Returning home has been very rewarding, and I have gained a lot of energy from seeing my family, friends and my awesome dog yogi. The travels from Sweden went pretty smooth, and a stop over in Dubai broke up the long trip. I found a nice hotel in Dubai, so that I could do a short training on the tredmill and have a few hours of really good sleep. I felt this was really beneficial to minimising the effects of the long haul flight from Dubai to Melbourne, so that when I arrived in NZ, I didnt feel anywhere near as smashed as I have been in the past from travelling. Upon landing in NZ I met up with my dad, and then we picked up Albin who had arrived 10 hours earlier, and then I found myself in my NZ home. It was really fun seeing everyone again, and noticing that nothing had really changed, and then after just one day it felt like I had never even left.
I didn’t stay at home for long though, as Albin and I had planned a NZ Linné Training Camp which started in Christchurch and finished in Auckland 11 days later. The goal of the training camp was to of course have a period of really good training, but also to visit some of NZ’s most beautiful spots so that Albin could get a taste of NZ. I also wanted to go back to some of NZ’s most iconic maps, so we managed a few high quality technical sessions amongst all the running which can be found in my doma. We flew into Christchurch and picked up a cheap and perfectly shitty rental car. The first 2 days were spent in Castle Hill, staying in a cosy house at the foot of Mt Cheeseman. Our first big mission saw us summit Mt Cheeseman, in a session with over 2000 metres of climb. I listened to Albin prior to the run and decided to take no food, which I regretted repeatedly after 3 hours of running. I am not really a believer in Albins philosophy “hit the wall before taking food on a run”.

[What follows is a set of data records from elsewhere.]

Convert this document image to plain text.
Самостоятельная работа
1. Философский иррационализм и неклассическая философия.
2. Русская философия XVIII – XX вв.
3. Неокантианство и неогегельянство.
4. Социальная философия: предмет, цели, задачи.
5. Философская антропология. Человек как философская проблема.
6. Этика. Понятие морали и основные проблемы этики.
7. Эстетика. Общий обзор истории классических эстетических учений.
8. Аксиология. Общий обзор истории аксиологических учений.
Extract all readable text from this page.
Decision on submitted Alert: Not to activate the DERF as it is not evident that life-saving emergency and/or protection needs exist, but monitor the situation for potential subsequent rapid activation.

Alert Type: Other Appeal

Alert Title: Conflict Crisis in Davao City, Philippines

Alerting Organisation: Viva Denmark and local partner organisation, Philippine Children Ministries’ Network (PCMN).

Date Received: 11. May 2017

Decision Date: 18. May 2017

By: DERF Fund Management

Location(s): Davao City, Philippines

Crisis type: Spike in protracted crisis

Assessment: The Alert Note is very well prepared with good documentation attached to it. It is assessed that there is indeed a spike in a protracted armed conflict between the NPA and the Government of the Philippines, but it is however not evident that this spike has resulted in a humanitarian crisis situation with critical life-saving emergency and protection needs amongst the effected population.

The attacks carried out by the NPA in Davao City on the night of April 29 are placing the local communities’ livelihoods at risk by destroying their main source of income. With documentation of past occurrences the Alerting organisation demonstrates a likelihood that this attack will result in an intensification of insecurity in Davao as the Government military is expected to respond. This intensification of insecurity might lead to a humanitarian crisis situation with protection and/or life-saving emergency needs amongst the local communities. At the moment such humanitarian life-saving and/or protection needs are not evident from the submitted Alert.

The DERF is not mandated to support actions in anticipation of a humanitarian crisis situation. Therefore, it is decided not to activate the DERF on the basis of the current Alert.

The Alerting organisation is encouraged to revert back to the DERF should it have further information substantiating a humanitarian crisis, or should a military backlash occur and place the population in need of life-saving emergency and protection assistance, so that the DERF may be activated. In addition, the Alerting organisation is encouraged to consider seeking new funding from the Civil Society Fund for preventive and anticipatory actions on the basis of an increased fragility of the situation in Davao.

We then headed north to St Arnaud, where would stay for 3 days with Jason Markham and his father. A huge thanks to Jason for letting us stay with him. It was great fun to talk about NZ orienteering, mapping, Tour de France and other things amongst all the running. I had a small leg infection, which I was a little concerned about, but with application of some tee tree oil and betadine it subsided pretty quickly. Which was really good, as I could run without any worries on our next mission. We ran from Mt Robert carpark, up Mt Robert, along the ridgeline and then down back to the carpark around Lake Rotoiti. We were fortunate to have a spectacular day, so we could witness some great views.
Following St Arnaud, we drove north to Picton, dropped off our rental car and took the ferry across to Wellington. Here we picked up our second perfectly shitty rental car which would take us back to Auckland. The North Island was maybe not as impressive when compared with the South Island, but it was still really fun to go to Junior Camp and run around Tongariro. Cameron joined us after Junior Camp which was fun, although sometimes hardwork with the constancy at which Cameron talks. Unfortunately when we did the Tongariro crossing (well some version of it) the weather was pretty average, and we couldn’t see much more than the few rocks in front of us. We finished up in Taupo, where Albin and I did some nice intervals, before Cameron and I left for Auckland, leaving Albin in Taupo.
Overall the training camp was a huge success, and both Albin and I were constantly amazed by the #PerfectFlow, which we seemed to experience. In the end we had climbed 11,000 metres in 14 days, a significant increase from our climbing load in Uppsala.
Now I am spending time with my family for Christmas, before heading to Tasmania for the World Cups. I was in Tasmania a little under a year ago now, and I really enjoyed taking part in the Australian HP training camp. Soon it is time to implement that training, but first some excessive consumption of food and training back in my home forest, Woodhill.
I have decided just to run to the middle and long in Tasmania, a decision made after serious thought about what I want to gain from my time in Tasmania, experiences from last year and my goals for 2015. I want to have a training camp in the first week I am in Tasmania, as I really want to experience some of the running and orienteering that Tasmania has to offer. Then I will taper, and be in beastly shape for the middle and long. The terrain looks great, and the organisation appears to be world class, so I expect some very high quality races. The field is small, but still the best in the world are here, so it will be a nice opportunity to quantify the gains I have made in the past months in preparation for the 2015 season.
I wish everyone a Merry Christmas and a Happy New Year!